Genangan Air Laut di Daratan Pangandaran Sudah Surut
Senin, 17 Jul 2006 22:14 WIB
Jakarta - Situasi di Pangandaran, Kabupaten Ciamis masih memprihatinkan. Akibat tsunami, puluhan korban tewas. Untuk sementara ada 38 korban tewas. Namun, masih banyak warga yang kehilangan anggota keluarganya. Sementara, genangan air laut saat ini sudah surut. Akibat tsunami, gelombang air laut tampak tinggi. Air laut membanjiri daratan dan masuk ke pemukiman. Di Pangandaran, air laut menggenangi daratan hingga mencapai 3 KM. Namun, Senin (17/7/2006) malam ini, genangan air sudah kembali surut.

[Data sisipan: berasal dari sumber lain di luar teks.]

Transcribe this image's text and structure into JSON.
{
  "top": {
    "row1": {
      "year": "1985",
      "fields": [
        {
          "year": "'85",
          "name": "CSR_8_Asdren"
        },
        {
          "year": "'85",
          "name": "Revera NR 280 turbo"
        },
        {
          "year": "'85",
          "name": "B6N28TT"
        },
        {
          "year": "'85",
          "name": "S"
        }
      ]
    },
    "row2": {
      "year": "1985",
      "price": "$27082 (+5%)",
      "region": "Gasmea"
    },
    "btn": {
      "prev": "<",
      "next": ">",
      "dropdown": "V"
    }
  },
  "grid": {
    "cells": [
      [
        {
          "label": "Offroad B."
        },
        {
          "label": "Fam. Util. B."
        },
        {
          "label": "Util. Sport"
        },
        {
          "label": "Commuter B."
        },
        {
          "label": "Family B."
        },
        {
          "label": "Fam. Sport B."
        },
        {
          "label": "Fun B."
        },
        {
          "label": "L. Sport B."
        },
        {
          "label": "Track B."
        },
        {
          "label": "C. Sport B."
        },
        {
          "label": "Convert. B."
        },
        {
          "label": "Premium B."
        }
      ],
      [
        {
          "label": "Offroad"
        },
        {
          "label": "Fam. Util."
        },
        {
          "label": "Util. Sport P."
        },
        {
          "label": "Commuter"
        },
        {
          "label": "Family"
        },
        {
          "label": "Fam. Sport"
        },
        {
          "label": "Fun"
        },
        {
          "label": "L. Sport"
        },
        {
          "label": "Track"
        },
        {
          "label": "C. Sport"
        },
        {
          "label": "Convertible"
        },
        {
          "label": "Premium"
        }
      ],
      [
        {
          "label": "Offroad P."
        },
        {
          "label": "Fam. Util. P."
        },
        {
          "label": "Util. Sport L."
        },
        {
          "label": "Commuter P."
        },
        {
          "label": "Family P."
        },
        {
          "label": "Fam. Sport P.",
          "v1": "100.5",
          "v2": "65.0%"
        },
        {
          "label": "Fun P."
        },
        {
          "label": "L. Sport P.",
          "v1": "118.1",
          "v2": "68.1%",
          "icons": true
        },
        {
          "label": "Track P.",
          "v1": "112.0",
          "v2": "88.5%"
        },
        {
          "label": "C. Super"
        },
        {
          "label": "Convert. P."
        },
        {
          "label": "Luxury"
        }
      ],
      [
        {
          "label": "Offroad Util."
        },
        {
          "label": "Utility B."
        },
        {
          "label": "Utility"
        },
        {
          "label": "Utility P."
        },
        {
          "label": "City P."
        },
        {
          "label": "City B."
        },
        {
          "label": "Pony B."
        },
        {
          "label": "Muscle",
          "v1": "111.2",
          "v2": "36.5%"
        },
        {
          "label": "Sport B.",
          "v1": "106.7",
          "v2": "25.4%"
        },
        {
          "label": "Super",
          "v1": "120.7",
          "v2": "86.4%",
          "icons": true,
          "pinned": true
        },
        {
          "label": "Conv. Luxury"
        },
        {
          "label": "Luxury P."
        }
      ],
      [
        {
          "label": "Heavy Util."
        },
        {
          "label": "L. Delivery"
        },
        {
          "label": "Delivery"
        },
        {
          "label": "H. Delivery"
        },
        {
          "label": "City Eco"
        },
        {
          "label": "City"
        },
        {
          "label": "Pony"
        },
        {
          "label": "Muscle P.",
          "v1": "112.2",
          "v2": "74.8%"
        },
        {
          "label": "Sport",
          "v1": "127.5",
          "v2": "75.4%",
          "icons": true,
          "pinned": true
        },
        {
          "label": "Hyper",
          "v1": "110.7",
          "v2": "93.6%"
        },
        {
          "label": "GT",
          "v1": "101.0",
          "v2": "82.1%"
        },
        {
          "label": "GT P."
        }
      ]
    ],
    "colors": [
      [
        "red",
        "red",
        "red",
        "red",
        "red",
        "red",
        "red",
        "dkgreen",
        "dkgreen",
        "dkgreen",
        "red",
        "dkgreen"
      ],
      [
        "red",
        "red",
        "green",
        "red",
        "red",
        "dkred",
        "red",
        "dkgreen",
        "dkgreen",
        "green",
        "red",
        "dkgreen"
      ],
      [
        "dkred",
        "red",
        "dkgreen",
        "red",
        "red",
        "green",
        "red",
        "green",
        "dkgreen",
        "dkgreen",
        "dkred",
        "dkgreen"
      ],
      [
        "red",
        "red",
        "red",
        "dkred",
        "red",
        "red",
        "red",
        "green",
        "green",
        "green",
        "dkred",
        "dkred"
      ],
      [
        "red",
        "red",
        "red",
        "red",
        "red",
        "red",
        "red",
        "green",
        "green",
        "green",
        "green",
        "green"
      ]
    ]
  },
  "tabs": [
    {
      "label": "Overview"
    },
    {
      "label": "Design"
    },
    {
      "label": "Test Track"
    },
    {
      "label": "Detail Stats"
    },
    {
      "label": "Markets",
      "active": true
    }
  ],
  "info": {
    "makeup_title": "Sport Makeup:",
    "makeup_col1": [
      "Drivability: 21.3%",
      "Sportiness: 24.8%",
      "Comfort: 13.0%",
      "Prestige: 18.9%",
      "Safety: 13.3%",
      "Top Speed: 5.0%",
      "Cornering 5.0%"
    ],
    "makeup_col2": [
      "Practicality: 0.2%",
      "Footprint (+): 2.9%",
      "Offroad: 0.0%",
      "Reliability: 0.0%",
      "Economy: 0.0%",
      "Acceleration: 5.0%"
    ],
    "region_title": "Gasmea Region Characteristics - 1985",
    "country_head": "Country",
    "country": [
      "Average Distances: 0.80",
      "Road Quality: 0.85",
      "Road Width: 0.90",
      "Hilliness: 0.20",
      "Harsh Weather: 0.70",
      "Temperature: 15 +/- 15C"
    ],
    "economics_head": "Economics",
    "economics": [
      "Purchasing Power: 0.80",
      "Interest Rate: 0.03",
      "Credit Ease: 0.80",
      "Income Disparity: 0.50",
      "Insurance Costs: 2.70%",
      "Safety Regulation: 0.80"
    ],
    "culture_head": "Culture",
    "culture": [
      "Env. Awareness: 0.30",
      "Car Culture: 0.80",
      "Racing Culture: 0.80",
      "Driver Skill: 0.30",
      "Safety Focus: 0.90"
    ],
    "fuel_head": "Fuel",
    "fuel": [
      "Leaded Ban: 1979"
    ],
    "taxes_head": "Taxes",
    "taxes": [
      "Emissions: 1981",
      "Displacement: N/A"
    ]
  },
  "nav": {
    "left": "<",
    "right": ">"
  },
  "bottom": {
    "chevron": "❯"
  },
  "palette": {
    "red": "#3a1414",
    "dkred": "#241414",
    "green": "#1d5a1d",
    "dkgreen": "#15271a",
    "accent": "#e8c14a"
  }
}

Genangan air di lokasi yang tidak jauh dari bibir pantai yang sebelumnya mencapai pinggang, kini perlahan-lahan surut. "Saat ini air sudah surut, sebelumnya ketinggian air sempat mencapai pinggang, kemudian surut sampai lutut, dan sekarang sudah normal lagi," tambah Yuyun, salah seorang wartawan media lokal. Informasi yang sama juga disampaikan Opik, warga Pangandaran yang malam ini masih bertahan di Wisma Nusa, sekitar 300 meter dari bibir pantai. "Air sudah mulai surut. Sejumlah warga keluar dan mengevakuasi korban tewas dan menolong korban luka," kata dia. Sementara itu, perumahan penduduk yang terletak di sepanjang Pantai Pangandaran yang sebagian besar merupakan bangunan semi permanen, mayoritas roboh diterjang ombak tsunami. Begitu juga dengan hotel-hotel dan wisma yang berada di pinggir pantai.